The Sabres have had success with lamp-lighting affairs, but Ruff wanted to see his team prepared to succeed in 2-1 games. It did.

"The most important thing is we bought into the system," right wing Jason Pominville said. "We played well defensively. They had to work for their opportunities. We didn't hand them any chances."

The Sabres squandered a few of their own, however. The game was tied at 1-1 midway through the third period when Buffalo earned a four-minute power play. But their big shot resulted in just one shot. The man-advantage unit was given another chance with 4:40 left in regulation, but Price turned aside both shots he faced as part of a 35-save performance.

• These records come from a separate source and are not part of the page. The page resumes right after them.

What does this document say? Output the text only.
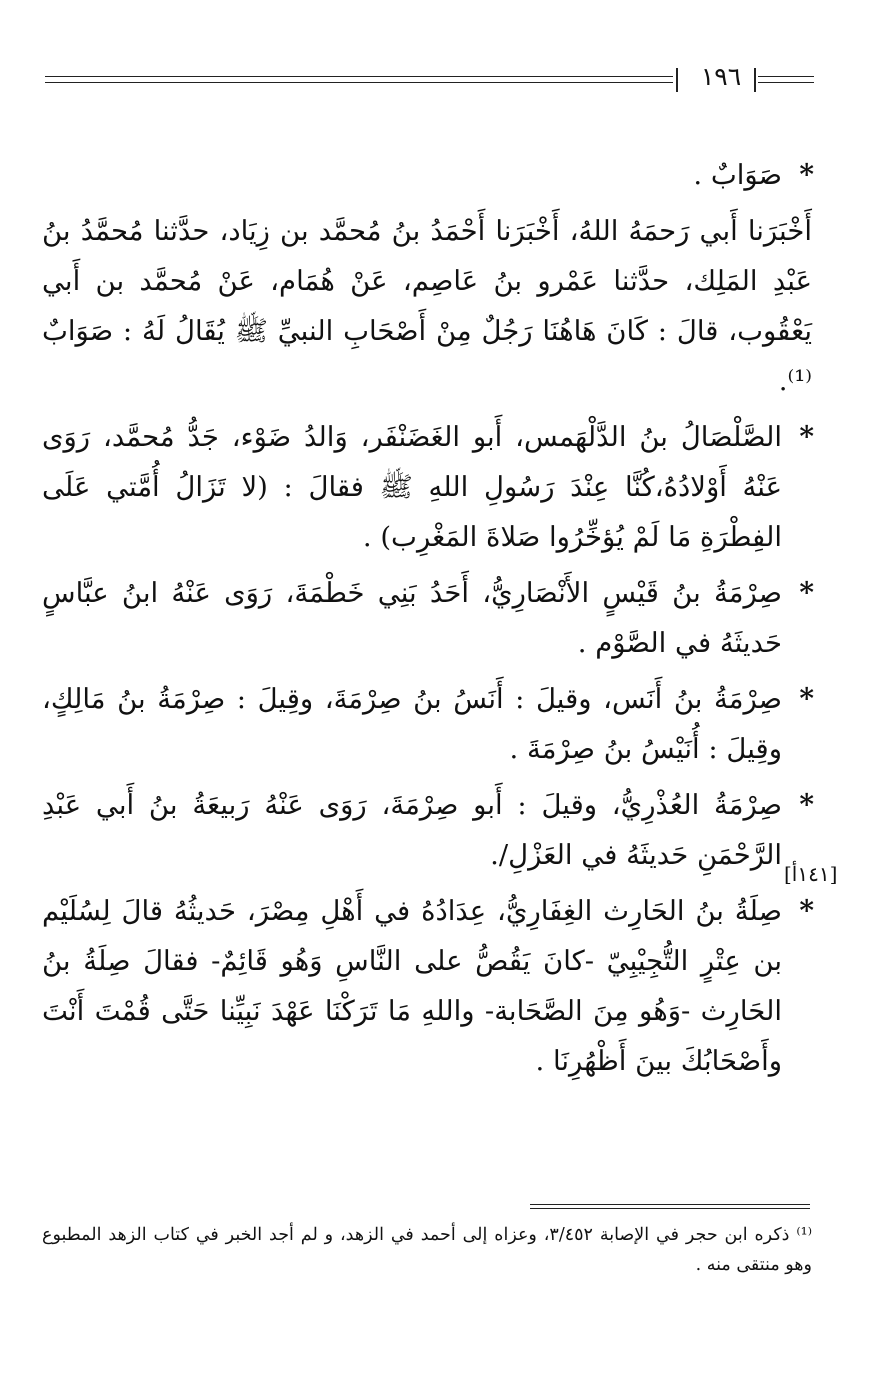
١٩٦
*
صَوَابٌ .
أَخْبَرَنا أَبي رَحمَهُ اللهُ، أَخْبَرَنا أَحْمَدُ بنُ مُحمَّد بن زِيَاد، حدَّثنا مُحمَّدُ بنُ عَبْدِ المَلِك، حدَّثنا عَمْرو بنُ عَاصِم، عَنْ هُمَام، عَنْ مُحمَّد بن أَبي يَعْقُوب، قالَ : كَانَ هَاهُنَا رَجُلٌ مِنْ أَصْحَابِ النبيِّ ﷺ يُقَالُ لَهُ : صَوَابٌ ⁽¹⁾.
*
الصَّلْصَالُ بنُ الدَّلْهَمس، أَبو الغَضَنْفَر، وَالدُ ضَوْء، جَدُّ مُحمَّد، رَوَى عَنْهُ أَوْلادُهُ،كُنَّا عِنْدَ رَسُولِ اللهِ ﷺ فقالَ : (لا تَزَالُ أُمَّتي عَلَى الفِطْرَةِ مَا لَمْ يُؤخِّرُوا صَلاةَ المَغْرِب) .
*
صِرْمَةُ بنُ قَيْسٍ الأَنْصَارِيُّ، أَحَدُ بَنِي خَطْمَةَ، رَوَى عَنْهُ ابنُ عبَّاسٍ حَديثَهُ في الصَّوْم .
*
صِرْمَةُ بنُ أَنَس، وقيلَ : أَنَسُ بنُ صِرْمَةَ، وقِيلَ : صِرْمَةُ بنُ مَالِكٍ، وقِيلَ : أُنَيْسُ بنُ صِرْمَةَ .
*
صِرْمَةُ العُذْرِيُّ، وقيلَ : أَبو صِرْمَةَ، رَوَى عَنْهُ رَبيعَةُ بنُ أَبي عَبْدِ الرَّحْمَنِ حَديثَهُ في العَزْلِ/.
*
صِلَةُ بنُ الحَارِث الغِفَارِيُّ، عِدَادُهُ في أَهْلِ مِصْرَ، حَديثُهُ قالَ لِسُلَيْم بن عِتْرٍ التُّجِيْبِيّ -كانَ يَقُصُّ على النَّاسِ وَهُو قَائِمٌ- فقالَ صِلَةُ بنُ الحَارِث -وَهُو مِنَ الصَّحَابة- واللهِ مَا تَرَكْنَا عَهْدَ نَبِيِّنا حَتَّى قُمْتَ أَنْتَ وأَصْحَابُكَ بينَ أَظْهُرِنَا .
[١٤١أ]
⁽¹⁾ ذكره ابن حجر في الإصابة ٣/٤٥٢، وعزاه إلى أحمد في الزهد، و لم أجد الخبر في كتاب الزهد المطبوع وهو منتقى منه .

The Sabres went 0 for 6 on the power play. But they salvaged the night by going 4 for 4 on the penalty kill against last season's top unit.

"We were ready for them," Ruff said. "We knew what they were going to bring."

Montreal did bring the first goal. Lang scored just 2:58 into the game, just as Canadiens fans started their first "Go, Habs, Go" chant.

The Sabres' best goal-scorer struck back five minutes later. Thomas Vanek, who led the team in goals the past two seasons, recovered Mike Komisarek's miscue and streaked into the Montreal zone. He stopped, waited for Andrei Markov to slide past, then cut to the front and slipped a shot through Price's pads.

Neither goalie was beaten again until the Sabres aced their shootout test.

"It's fun to win," Stafford said. "It's as simple as that."